There's intent and there's INTENT

As some of you know, I work with a startup that brings in a lot of user-generated reviews. UGC completion in a complex field is not terribly unlike the shopping cart process for a purchase or a form process for lead generation. There are multiple stages, you may have to log in or enter detailed info, and it takes more than a single screen or stage to get done. Accordingly, it makes a ton of sense for anyone involved in anything of this nature (stage-based user completion funnels) to optimize and test how to get users from A to B without any significant loss of detail or prequalification requirements.

Abandonment rates depend to some extent on usability, to some extent on user error, but also on the nature of the intent they bring to the table. Uncommitted users who may have stumbled into a site from a search are much more likely to get "fed up" and "stop" in the middle of the process, but beware of taking that behavior of an indictment of your process. What happens to users who are a little more committed?
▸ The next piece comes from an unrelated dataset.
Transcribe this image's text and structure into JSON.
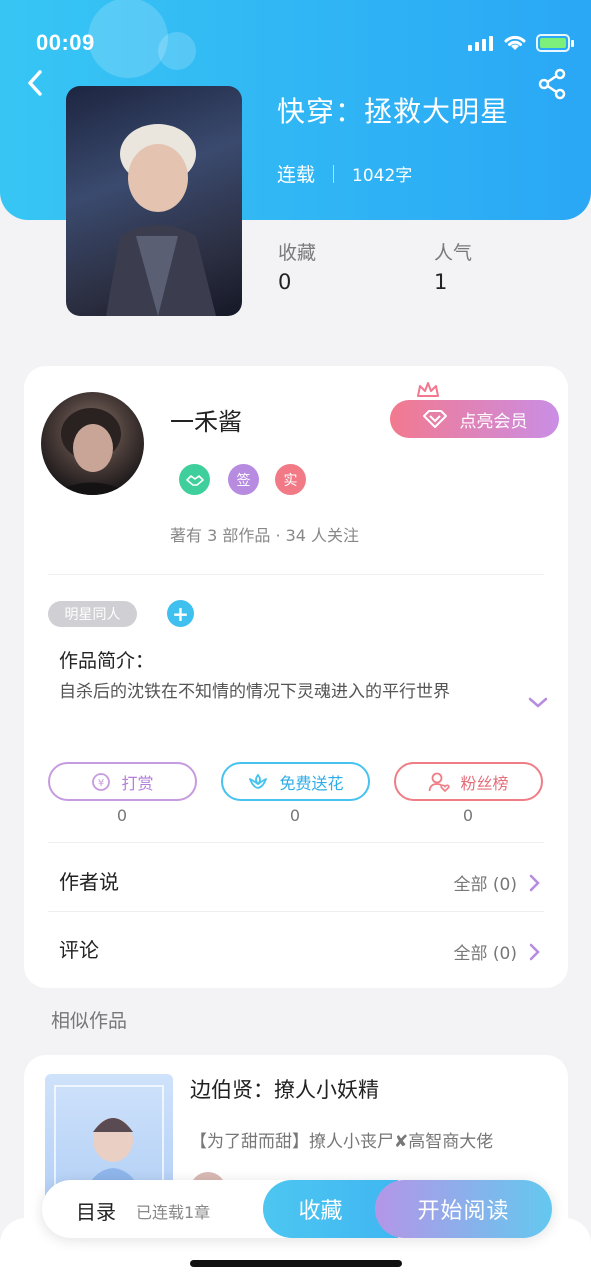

Recently we ran a loyalty promotion that galvanized and incentivized Charter Members to participate more deeply in our site. Many of those users came on friends' recommendations, bound and determined to complete the process. Accordingly, our aggregate funnel abandonment rate plunged from the 20% range to below 10%, and in some segments of users, near zero. On those days, aggregate completions were also way up.



As the promotion wound down, "normal" behavior returned and the less-determined behavior of the "average" web user kicked in once more.

But we now know how to trigger apparently "superhuman" behavior. For an ordinary user, the completion event was a faint barbecue smell wafting towards them from several acres away. The hot dog cart rolls up the street, and whammo, they stop searching for that far-off grill.

For a superhuman user who has decided to complete the task no matter what, it's more like a mouse just inches away from a particularly pungent piece of cheese.

If nothing else, this proves that nothing is necessarily inherently wrong with your cart, form, or process, as much as you should focus on making them smoother.

Lesson: don't trust aggregate numbers on anything to tell you a true story. Think about different kinds of users, and you may discover something amazing.